【mapion 現在地】
「道路トンネル大鑑」の巻末リスト(※ORJにてこれを加筆修正し『隧道データベース』として公開している)によれば、主要地方道沼津土肥線には6本の隧道がある。
この資料は昭和40年頃のものであるが、現在この6本の隧道は全て旧道化している(一本は開削済)上に、3本の隧道に対応する現道は国道への昇格を果たしている。
右の図中の赤いラインが、一連の旧道である。
今回のレポートでは、このうち4本の隧道の現状をお伝えすると共に、その途中にある“道路特異点”を紹介しよう。

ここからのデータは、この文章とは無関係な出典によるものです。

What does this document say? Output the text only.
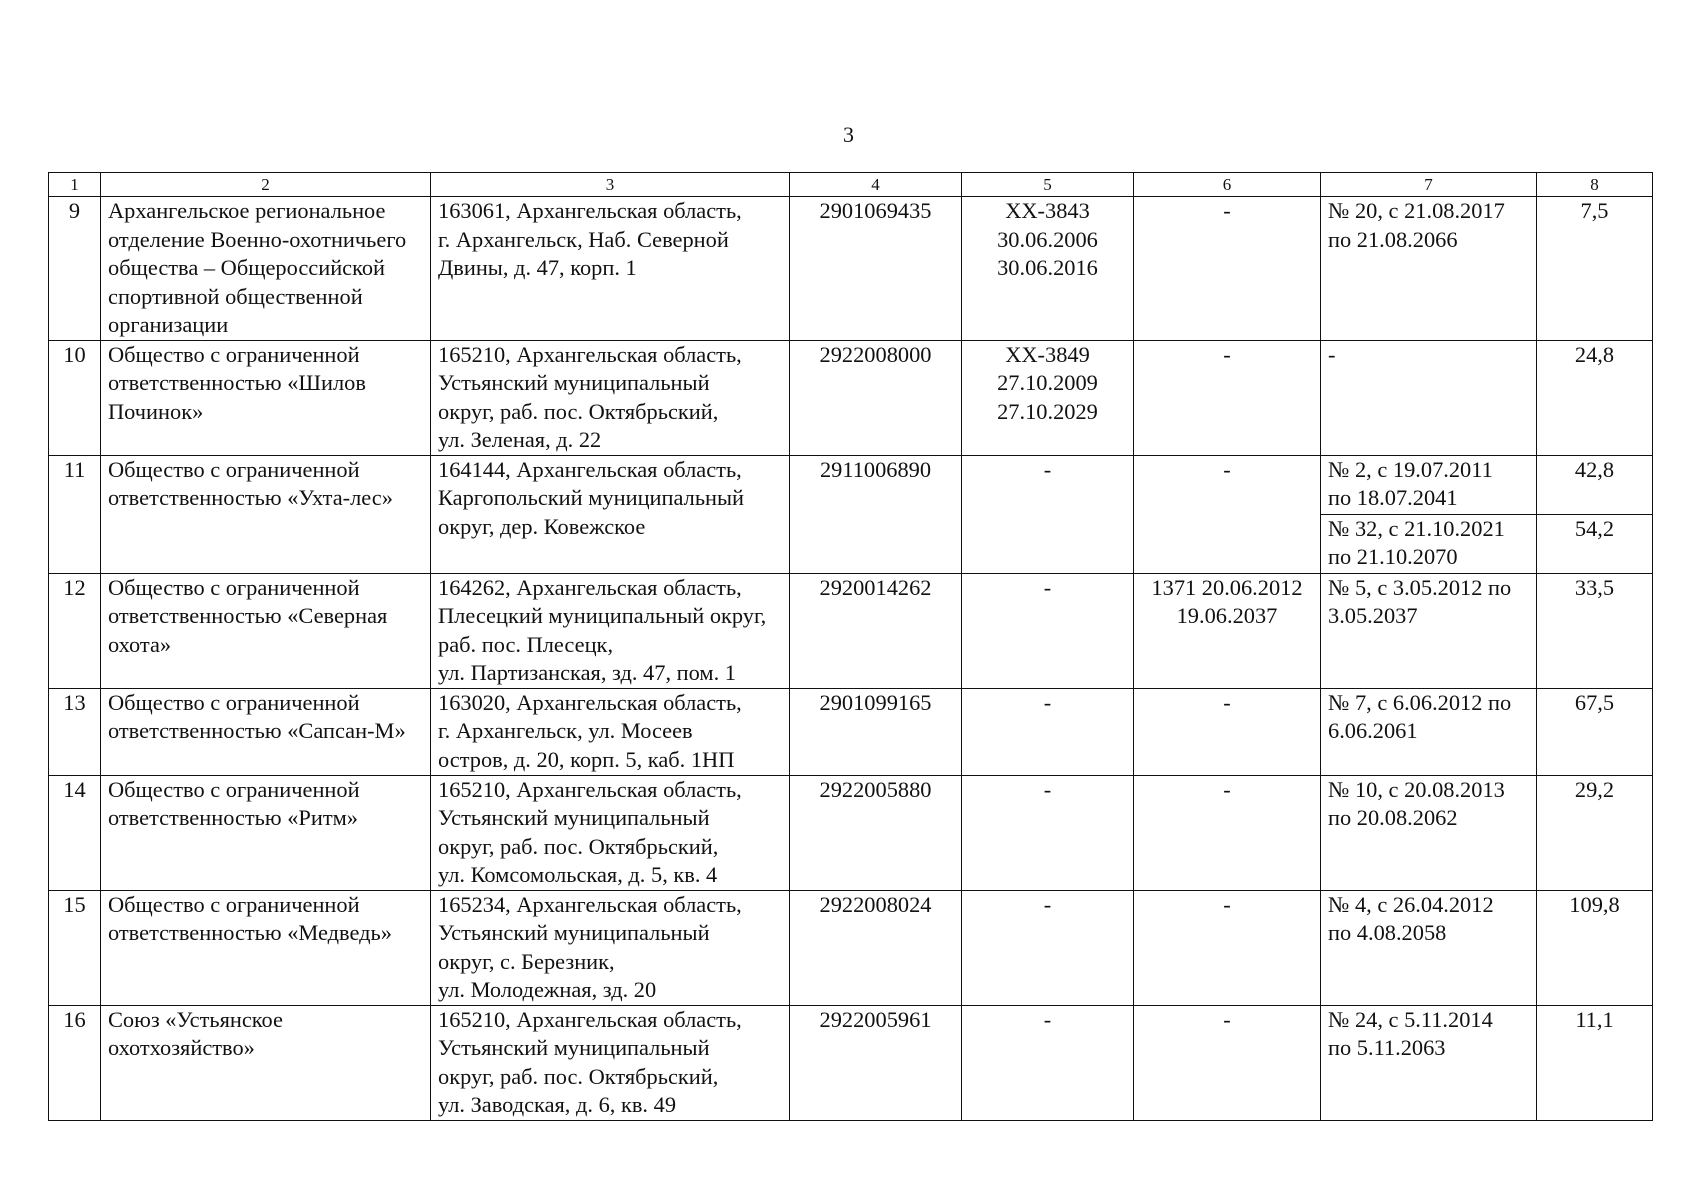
3
1	2	3	4	5	6	7	8
9	Архангельское региональное
отделение Военно-охотничьего
общества – Общероссийской
спортивной общественной
организации	163061, Архангельская область,
г. Архангельск, Наб. Северной
Двины, д. 47, корп. 1	2901069435	ХХ-3843
30.06.2006
30.06.2016	-	№ 20, с 21.08.2017
по 21.08.2066	7,5
10	Общество с ограниченной
ответственностью «Шилов
Починок»	165210, Архангельская область,
Устьянский муниципальный
округ, раб. пос. Октябрьский,
ул. Зеленая, д. 22	2922008000	ХХ-3849
27.10.2009
27.10.2029	-	-	24,8
11	Общество с ограниченной
ответственностью «Ухта-лес»	164144, Архангельская область,
Каргопольский муниципальный
округ, дер. Ковежское	2911006890	-	-	№ 2, с 19.07.2011
по 18.07.2041	42,8
						№ 32, с 21.10.2021
по 21.10.2070	54,2
12	Общество с ограниченной
ответственностью «Северная
охота»	164262, Архангельская область,
Плесецкий муниципальный округ,
раб. пос. Плесецк,
ул. Партизанская, зд. 47, пом. 1	2920014262	-	1371 20.06.2012
19.06.2037	№ 5, с 3.05.2012 по
3.05.2037	33,5
13	Общество с ограниченной
ответственностью «Сапсан-М»	163020, Архангельская область,
г. Архангельск, ул. Мосеев
остров, д. 20, корп. 5, каб. 1НП	2901099165	-	-	№ 7, с 6.06.2012 по
6.06.2061	67,5
14	Общество с ограниченной
ответственностью «Ритм»	165210, Архангельская область,
Устьянский муниципальный
округ, раб. пос. Октябрьский,
ул. Комсомольская, д. 5, кв. 4	2922005880	-	-	№ 10, с 20.08.2013
по 20.08.2062	29,2
15	Общество с ограниченной
ответственностью «Медведь»	165234, Архангельская область,
Устьянский муниципальный
округ, с. Березник,
ул. Молодежная, зд. 20	2922008024	-	-	№ 4, с 26.04.2012
по 4.08.2058	109,8
16	Союз «Устьянское
охотхозяйство»	165210, Архангельская область,
Устьянский муниципальный
округ, раб. пос. Октябрьский,
ул. Заводская, д. 6, кв. 49	2922005961	-	-	№ 24, с 5.11.2014
по 5.11.2063	11,1
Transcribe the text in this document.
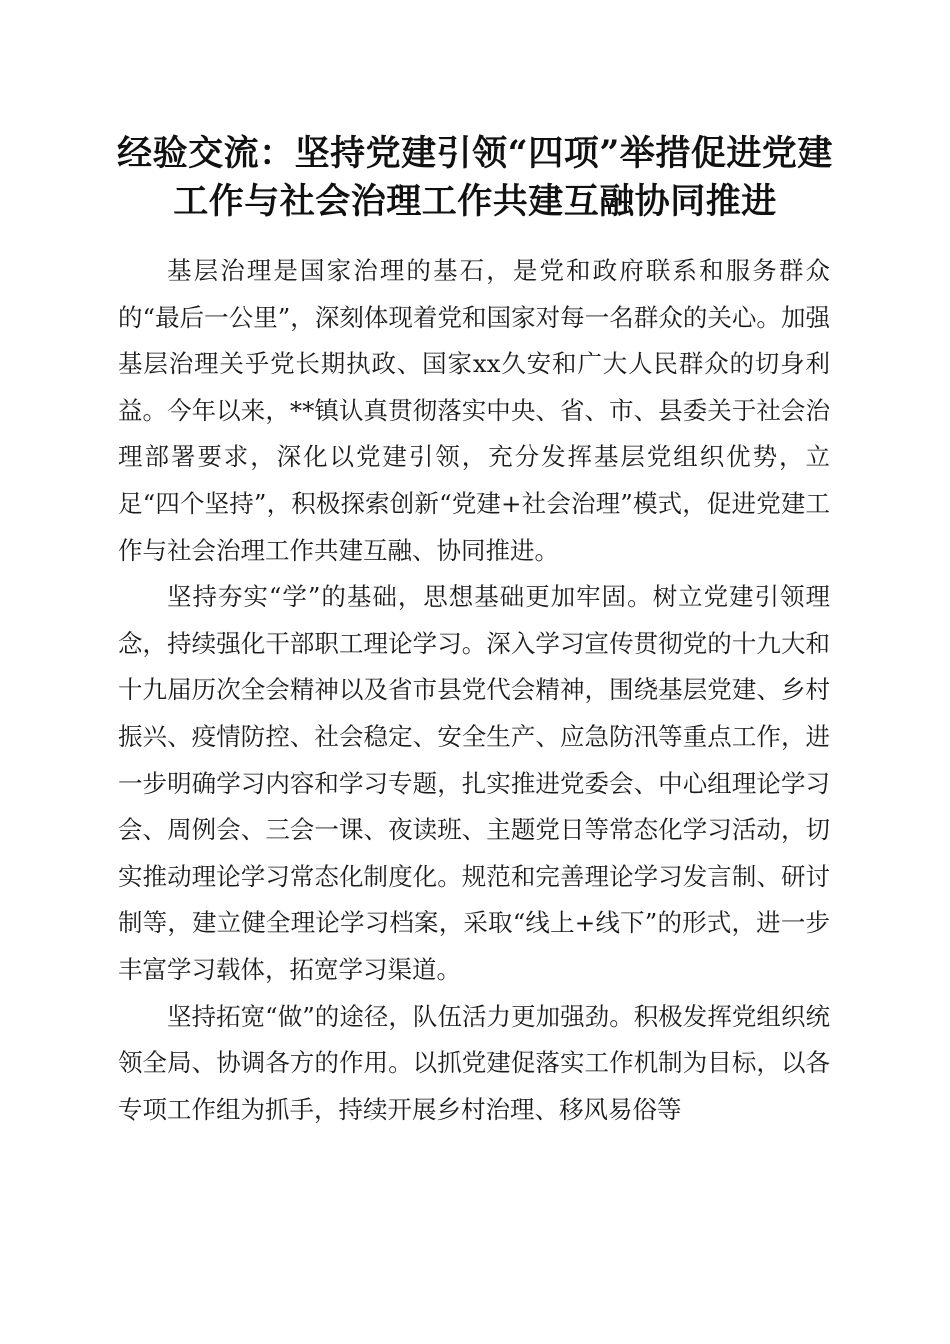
经验交流：坚持党建引领“四项”举措促进党建工作与社会治理工作共建互融协同推进

基层治理是国家治理的基石，是党和政府联系和服务群众的“最后一公里”，深刻体现着党和国家对每一名群众的关心。加强基层治理关乎党长期执政、国家xx久安和广大人民群众的切身利益。今年以来，**镇认真贯彻落实中央、省、市、县委关于社会治理部署要求，深化以党建引领，充分发挥基层党组织优势，立足“四个坚持”，积极探索创新“党建+社会治理”模式，促进党建工作与社会治理工作共建互融、协同推进。

坚持夯实“学”的基础，思想基础更加牢固。树立党建引领理念，持续强化干部职工理论学习。深入学习宣传贯彻党的十九大和十九届历次全会精神以及省市县党代会精神，围绕基层党建、乡村振兴、疫情防控、社会稳定、安全生产、应急防汛等重点工作，进一步明确学习内容和学习专题，扎实推进党委会、中心组理论学习会、周例会、三会一课、夜读班、主题党日等常态化学习活动，切实推动理论学习常态化制度化。规范和完善理论学习发言制、研讨制等，建立健全理论学习档案，采取“线上+线下”的形式，进一步丰富学习载体，拓宽学习渠道。

坚持拓宽“做”的途径，队伍活力更加强劲。积极发挥党组织统领全局、协调各方的作用。以抓党建促落实工作机制为目标，以各专项工作组为抓手，持续开展乡村治理、移风易俗等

それは、私が勝手に“隧道の辻”と名付けたが、一般に辻というのは交差点のことである。
このレポートには、
おそらく日本で最も多くの隧道が面する交差点が、登場する。
レポートの開始地点は、沼津市口野の金桜神社参道下だ。
2008/2/4 9:04
金桜神社のある高台から見下ろす江浦湾。
江浦湾は沼津湾の小湾で、沼津湾は巨大な駿河湾の一部である。
古い地図と現在を較べると全体的に海岸線は前進しており、随所で埋め立てが行われた結果である。
そして、静岡県内有数の都市で、政令指定都市へ向けての取り組みも見られる沼津都市圏に飲み込まれつつあるように見える。
これから紹介する一連の隧道達は、この江浦湾の海岸線が切り立った崖や磯ばかりであった時代に作られたものである。
町並みとのアンバランスが見所だ。
金桜神社の(正規の)参道下から400mほど主要地方道沼津土肥線を北上すると、やや鋭角に旧道が右へ別れる。
写真のフレーム外だが、現道の左側は防波堤の海岸線に接している。
早速、旧道へ入る。
見ての通り集落内の道であるから、「生活道路」として現役である。
しかし、入口には思わぬ看板が立っていた。
“進入禁止 この道路は産業道路に付き 進入はご遠慮下さい 口野自治会”
進入禁止というのはまあ分かる気もする。
生活道路であるから、抜け道として利用するような部外者の通行を自粛してもらおうという道は良くある。
だが、「産業道路」というのは珍しい表現である。
今日、このコトバは余り馴染みのないものとなったが、戦後、高度経済成長の時代には各地に産業道路と通称される道が生まれている。
明確な定義はないのだが、主に工業地帯における貨物輸送を最大の目的とした道路のことをいう。